The confusion with these tools starts because they feel like renderers, but they behave like games. A batch renderer takes your scene and grinds out finished frames, and it happily uses every card you throw at it. A real-time viewer has to paint the scene fresh every time you orbit, pan, or change the sun, dozens of times a second, so it lives and dies on how fast a single GPU can draw one frame. That difference is why the usual advice about stacking GPUs does nothing here, and why people buy a second card expecting smoothness and get none.
| Tool | What it leans on | Does multi GPU help? | Cloud option |
|---|---|---|---|
| Lumion | One strong GPU, VRAM for big scenes | No, real-time uses one card | Run live on a remote GPU machine |
| Enscape | One GPU, tied to your CAD app | No for the live view | Live on remote GPU, VR headset stays local |
| Twinmotion | One GPU for real-time | Only the Path Tracer, not the live view | Run live on a remote GPU machine |
| D5 Render | One RTX GPU, ray tracing and DLSS | No, single card real-time | Run live on a remote RTX machine |
Why these tools choke, and what a stronger GPU actually fixes
When the viewport stutters in Lumion or gets choppy in Enscape, the card is being asked to draw more than it can in the time between frames. Higher output resolution, heavy real-time effects like reflections, global illumination, and detailed shadows, dense vegetation, and large textures all raise the cost of every single frame. A stronger GPU draws each frame faster, so you get more frames per second at the same quality, which is exactly what smoothness is.
This is why the fix is the card and the settings together. Match the editor quality and preview resolution to what your GPU can sustain, and reach for a faster card when you need higher quality without the stutter. A current top card like the RTX 4090 gives a large jump in real-time frame rate over an older or mid card, and it carries 24GB of VRAM so big scenes with heavy textures do not fall off a cliff.
The multi GPU myth, and the one exception
Buying a second GPU to smooth a real-time viewport is the most common wasted upgrade in this space. The live view runs on one card, so the second one sits idle while you work. Twinmotion is the single exception worth knowing: its offline Path Tracer can use more than one GPU for final images, but even there the picture is not simple, because NVLink was removed from the RTX 40 series, so a single strong RTX 4090 is the practical recommendation rather than a pair.
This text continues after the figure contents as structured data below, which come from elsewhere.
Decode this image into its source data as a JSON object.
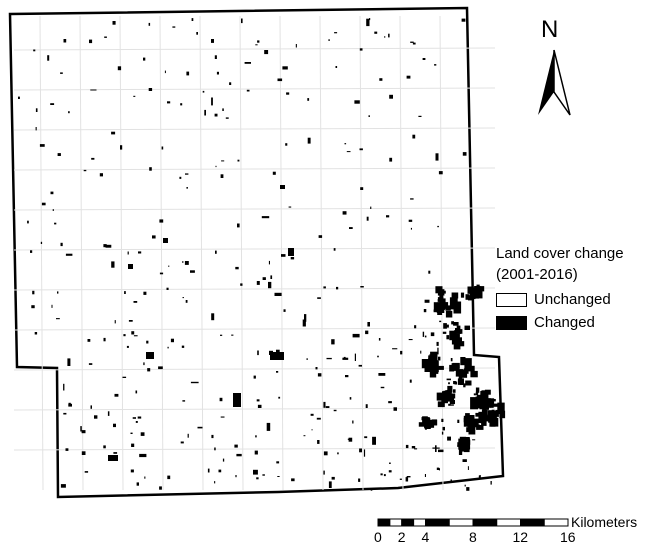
{
  "legend": {
    "title_line1": "Land cover change",
    "title_line2": "(2001-2016)",
    "items": [
      {
        "label": "Unchanged",
        "color": "#ffffff"
      },
      {
        "label": "Changed",
        "color": "#000000"
      }
    ]
  },
  "north_arrow": {
    "label": "N",
    "icon": "north-arrow-icon"
  },
  "scale_bar": {
    "unit": "Kilometers",
    "ticks": [
      {
        "value": 0,
        "label": "0"
      },
      {
        "value": 2,
        "label": "2"
      },
      {
        "value": 4,
        "label": "4"
      },
      {
        "value": 8,
        "label": "8"
      },
      {
        "value": 12,
        "label": "12"
      },
      {
        "value": 16,
        "label": "16"
      }
    ]
  },
  "colors": {
    "changed": "#000000",
    "unchanged": "#ffffff",
    "boundary": "#000000",
    "roads": "#d9d9d9"
  }
}
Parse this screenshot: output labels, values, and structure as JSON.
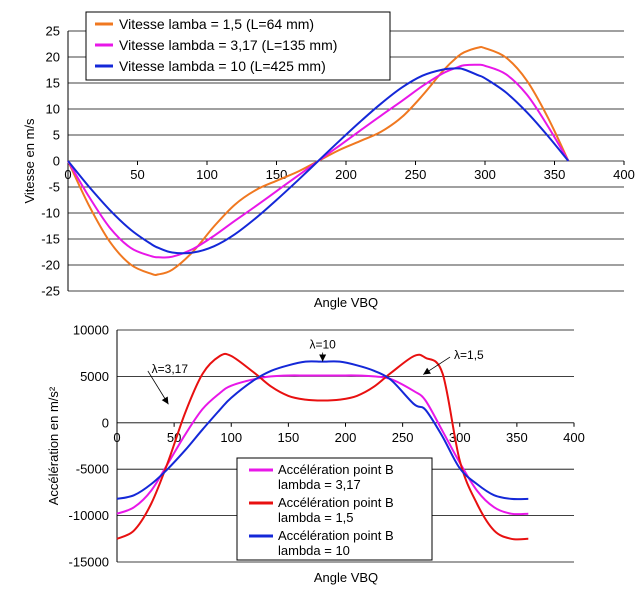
{
  "chart_data": [
    {
      "type": "line",
      "title": "",
      "xlabel": "Angle VBQ",
      "ylabel": "Vitesse en m/s",
      "xlim": [
        0,
        400
      ],
      "ylim": [
        -25,
        25
      ],
      "xticks": [
        0,
        50,
        100,
        150,
        200,
        250,
        300,
        350,
        400
      ],
      "yticks": [
        -25,
        -20,
        -15,
        -10,
        -5,
        0,
        5,
        10,
        15,
        20,
        25
      ],
      "grid": "horizontal",
      "legend_position": "top-left",
      "x": [
        0,
        15,
        30,
        45,
        60,
        65,
        75,
        90,
        105,
        120,
        135,
        150,
        165,
        180,
        195,
        210,
        225,
        240,
        255,
        270,
        280,
        285,
        295,
        300,
        315,
        330,
        345,
        360
      ],
      "series": [
        {
          "name": "Vitesse lamba = 1,5 (L=64 mm)",
          "color": "#F07820",
          "values": [
            0,
            -8.5,
            -15.5,
            -19.9,
            -21.7,
            -21.8,
            -20.9,
            -17.4,
            -12.6,
            -8.4,
            -5.6,
            -3.8,
            -2.1,
            0,
            2.1,
            3.8,
            5.6,
            8.4,
            12.6,
            17.4,
            20.0,
            20.9,
            21.8,
            21.7,
            19.9,
            15.5,
            8.5,
            0
          ]
        },
        {
          "name": "Vitesse lambda = 3,17 (L=135 mm)",
          "color": "#E817E8",
          "values": [
            0,
            -6.8,
            -12.8,
            -16.7,
            -18.3,
            -18.5,
            -18.4,
            -16.9,
            -14.4,
            -11.5,
            -8.7,
            -5.8,
            -2.9,
            0,
            2.9,
            5.8,
            8.7,
            11.5,
            14.4,
            16.9,
            18.0,
            18.4,
            18.5,
            18.3,
            16.7,
            12.8,
            6.8,
            0
          ]
        },
        {
          "name": "Vitesse lambda = 10 (L=425 mm)",
          "color": "#1428D8",
          "values": [
            0,
            -4.9,
            -9.4,
            -13.2,
            -16.0,
            -16.7,
            -17.6,
            -17.6,
            -16.4,
            -14.1,
            -11.0,
            -7.5,
            -3.8,
            0,
            3.8,
            7.5,
            11.0,
            14.1,
            16.4,
            17.6,
            17.8,
            17.6,
            16.5,
            15.9,
            13.2,
            9.4,
            4.9,
            0
          ]
        }
      ]
    },
    {
      "type": "line",
      "title": "",
      "xlabel": "Angle VBQ",
      "ylabel": "Accélération en m/s²",
      "xlim": [
        0,
        400
      ],
      "ylim": [
        -15000,
        10000
      ],
      "xticks": [
        0,
        50,
        100,
        150,
        200,
        250,
        300,
        350,
        400
      ],
      "yticks": [
        -15000,
        -10000,
        -5000,
        0,
        5000,
        10000
      ],
      "grid": "horizontal",
      "legend_position": "bottom-center",
      "x": [
        0,
        15,
        30,
        45,
        60,
        75,
        90,
        100,
        120,
        135,
        150,
        165,
        180,
        195,
        210,
        225,
        240,
        260,
        270,
        285,
        300,
        315,
        330,
        345,
        360
      ],
      "series": [
        {
          "name": "Accélération point B lambda = 3,17",
          "color": "#E817E8",
          "values": [
            -9800,
            -9100,
            -7300,
            -4300,
            -1200,
            1500,
            3200,
            4000,
            4700,
            5000,
            5100,
            5100,
            5100,
            5100,
            5100,
            5000,
            4700,
            3400,
            2400,
            -900,
            -4300,
            -7300,
            -9100,
            -9800,
            -9800
          ]
        },
        {
          "name": "Accélération point B lambda = 1,5",
          "color": "#E81010",
          "values": [
            -12500,
            -11600,
            -8700,
            -4100,
            1200,
            5300,
            7200,
            7200,
            5400,
            3900,
            2900,
            2500,
            2400,
            2500,
            2900,
            3900,
            5400,
            7200,
            7000,
            5300,
            -4100,
            -8700,
            -11600,
            -12500,
            -12500
          ]
        },
        {
          "name": "Accélération point B lambda = 10",
          "color": "#1428D8",
          "values": [
            -8200,
            -7800,
            -6600,
            -4900,
            -2900,
            -700,
            1400,
            2700,
            4600,
            5600,
            6200,
            6600,
            6600,
            6600,
            6200,
            5600,
            4600,
            2000,
            1400,
            -1500,
            -4900,
            -6600,
            -7800,
            -8200,
            -8200
          ]
        }
      ],
      "annotations": [
        {
          "text": "λ=3,17",
          "x": 45,
          "y": 2000,
          "label_x": 20,
          "label_y": 5800
        },
        {
          "text": "λ=10",
          "x": 180,
          "y": 6600,
          "label_x": 180,
          "label_y": 8000
        },
        {
          "text": "λ=1,5",
          "x": 268,
          "y": 5200,
          "label_x": 295,
          "label_y": 7300
        }
      ]
    }
  ]
}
For the real-time part of any of these tools, one fast card is the whole game.
Where the cloud fits, and the part most people get wrong
Here is the detail that trips people up. A managed SaaS render farm cannot run Lumion, Enscape, Twinmotion, or D5. Those services take a scene file and return finished frames, and a real-time viewer is not a scene file, it is a live application you interact with. Running it needs a real desktop machine with a GPU that you can open the app on and drive yourself. That is why the cloud answer for these tools is a full remote machine, not a render queue.
This is exactly what iRender provides. You connect to a remote machine with a powerful RTX 4090 and 24GB of VRAM, install Lumion, Enscape, Twinmotion, or D5 yourself, and run it live as if the card were in your own tower, which is what “your renders, your rules” means for real-time work. Two things to keep in mind before you rent. Real-time viewers lean on one GPU, so more cards do not make Lumion or D5 smoother, a single strong RTX 4090 is the target. And the meter starts when the machine boots rather than when you open the app, so shutting it down after a session keeps the bill tied to the time you actually worked. One limit worth stating for Enscape users: live tethered VR still needs a card in your own machine, since the headset connects locally, so the cloud helps with heavy scene work and rendering rather than the live headset session.